The Engineering Edge – Dinosaurs
Do you or someone you know have a soft spot for dinosaurs? Dinosaurs are pretty popular. So if you happen to be a theme park on an island where you can still walk in the footprints of dinosaurs – that are 125 million years old – having some dinosaurs in your collection is a great idea.
And, way back in the ’70s a theme park on the Isle of Wight, which is just off the south coast of the UK, did just that.
It was so unusual that a children’s TV program, Blue Peter, followed the whole thing – from the making of the fiberglass dinosaurs in Yorkshire to their transportation by lorry and the final installation at Blackgang Chine theme park on the Isle of Wight. Blackgang is located between the sea and a cliff – so a helicopter was required to airlift the dinosaurs into place. Can you imagine looking up and seeing a dinosaur dangerously dangling overhead?
Over the years, thousands of little people had climbed over them and had their photos taken with them. So by 2012 they were looking a little old and dated – so the owner of the park decided to get the technology – and so developed “Restricted Area 5 “ – with animatronic dinosaurs.
The pièce de résistance (it is nearly in France after all) is a T-Rex – larger than a double-decker bus – that you view from a platform that takes you to mouth – and teeth – level. Under the platform are some very low base frequency speakers, so when the dinosaur roars, you can feel the vibration through your feet.
This all was publicised with great fanfare – but, just before the busy summer period – when over 80% of the park’s customers visit – the T-Rex died!
The manufacturer was in China, and new parts would take over six weeks to arrive.
So I was called in.
I put a call out to my community of electronics experts, computer programmers, etc and offered them pizza, cake and the opportunity to hack robot dinosaurs. I know how to incentivise an engineer!
Together, we replaced the broken parts and changed the control board to a Raspberry Pi Computer. If you haven’t come across Raspberry Pi’s before, they are the size of a credit card, cost about £30 and were initially designed to encourage children to get into computer programming. However, it was perfectly suited for the job.
Now Blackgang Chine is a small park – the staff double up with different roles – gardeners, ride attendants, car parking and maintenance. So after the summer, I was asked to teach any that had an interest in how to program the Raspberry Pi. I organised a hack session – where we played with different bits of park equipment and also with children’s toys. One of the workshops I ran was to make a toy dinosaur nod when somebody tweeted it. We made it into an “Internet of Things” device.
Nowadays, animatronic dinosaurs are common – I’ve even seen them in garden centres and zoos.
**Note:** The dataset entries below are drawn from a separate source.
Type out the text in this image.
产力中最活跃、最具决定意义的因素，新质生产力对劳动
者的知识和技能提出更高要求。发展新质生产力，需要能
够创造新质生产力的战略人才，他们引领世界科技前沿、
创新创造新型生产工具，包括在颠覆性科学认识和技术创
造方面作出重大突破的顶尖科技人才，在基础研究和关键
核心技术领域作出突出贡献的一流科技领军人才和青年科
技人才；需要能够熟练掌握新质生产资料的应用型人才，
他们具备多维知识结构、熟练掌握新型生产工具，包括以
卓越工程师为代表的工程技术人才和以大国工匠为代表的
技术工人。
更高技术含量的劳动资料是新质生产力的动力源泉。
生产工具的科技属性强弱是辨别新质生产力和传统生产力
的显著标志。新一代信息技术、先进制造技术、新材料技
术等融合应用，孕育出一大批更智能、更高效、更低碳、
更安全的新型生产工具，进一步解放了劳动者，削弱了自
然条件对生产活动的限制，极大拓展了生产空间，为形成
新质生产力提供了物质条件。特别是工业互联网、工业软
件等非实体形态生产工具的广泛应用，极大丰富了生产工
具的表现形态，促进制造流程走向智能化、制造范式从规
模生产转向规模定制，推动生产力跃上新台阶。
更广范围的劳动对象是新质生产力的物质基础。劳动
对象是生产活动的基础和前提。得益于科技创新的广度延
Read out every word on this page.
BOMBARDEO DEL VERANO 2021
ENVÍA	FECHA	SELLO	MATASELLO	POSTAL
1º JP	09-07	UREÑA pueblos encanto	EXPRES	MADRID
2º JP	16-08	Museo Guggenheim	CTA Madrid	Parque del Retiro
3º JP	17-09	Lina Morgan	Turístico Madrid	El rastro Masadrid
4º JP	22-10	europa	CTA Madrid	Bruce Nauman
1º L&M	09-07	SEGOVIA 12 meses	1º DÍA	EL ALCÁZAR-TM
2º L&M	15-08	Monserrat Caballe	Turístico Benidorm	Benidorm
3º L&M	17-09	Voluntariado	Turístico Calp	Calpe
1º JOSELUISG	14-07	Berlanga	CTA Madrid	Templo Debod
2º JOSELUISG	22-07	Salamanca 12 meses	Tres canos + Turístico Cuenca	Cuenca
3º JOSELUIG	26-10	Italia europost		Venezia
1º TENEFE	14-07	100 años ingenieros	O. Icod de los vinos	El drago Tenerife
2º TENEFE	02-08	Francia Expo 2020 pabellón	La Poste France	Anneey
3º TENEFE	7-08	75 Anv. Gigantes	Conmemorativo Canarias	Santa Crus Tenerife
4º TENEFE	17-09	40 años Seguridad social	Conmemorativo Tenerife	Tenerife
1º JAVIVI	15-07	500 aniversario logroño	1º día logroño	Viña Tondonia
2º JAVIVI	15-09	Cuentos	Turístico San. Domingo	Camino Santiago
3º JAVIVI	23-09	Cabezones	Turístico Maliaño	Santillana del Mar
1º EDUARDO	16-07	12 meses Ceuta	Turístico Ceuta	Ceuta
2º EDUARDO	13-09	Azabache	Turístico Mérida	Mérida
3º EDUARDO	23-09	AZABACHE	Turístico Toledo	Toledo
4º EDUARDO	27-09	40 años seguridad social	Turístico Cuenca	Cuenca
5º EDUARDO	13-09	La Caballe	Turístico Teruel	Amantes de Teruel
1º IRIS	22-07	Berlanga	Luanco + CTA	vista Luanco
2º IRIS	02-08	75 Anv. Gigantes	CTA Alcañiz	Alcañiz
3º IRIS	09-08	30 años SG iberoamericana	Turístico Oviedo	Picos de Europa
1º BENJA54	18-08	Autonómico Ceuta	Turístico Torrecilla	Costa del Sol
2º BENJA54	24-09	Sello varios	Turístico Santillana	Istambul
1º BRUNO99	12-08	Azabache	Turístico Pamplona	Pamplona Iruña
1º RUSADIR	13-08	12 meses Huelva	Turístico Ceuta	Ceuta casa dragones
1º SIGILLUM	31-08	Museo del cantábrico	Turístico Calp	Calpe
I went back to Blackgang this summer for The Engineering Edge – listen below – and was surprised at what I found. I know the Park does not have huge budgets, and yet there was a new dragon at the entrance that roared up out of a packing case. Closer inspection revealed this was a piece of kit that had been repurposed and repainted – and now had a much greater effect than lost down in the old "liquorice" area. Proving you don't need big budgets to make a big impact.
I was also impressed at how the clever planting of five years ago has transformed the Restricted Area Five. Although it has a tarmac path, it felt like I was beating my way through a jungle. The dinosaurs themselves hadn't changed much – although I spotted that one of the brachiosauruses had a shorter neck – a casualty of the high winds on the clifftop.
Once I jumped the fence to the T-Rex enclosure (which Dan the producer then also had to do with all the sound equipment!) I was really pleased to see inside the control box the non-invasive current clamp around the motor wires. What an excellent evolution of the IoT toy dino we did in the workshop, to an actual useful IoT thing that tells the tech team that the motors are pulling too much or too little current – without them having to come down and measure it for themselves. This means they can take action BEFORE the dinosaur actually stops working – and so the visitor never knows that there was a problem!
I am delighted at how the team have taken the building blocks I gave them, and have developed and improved and made it their own.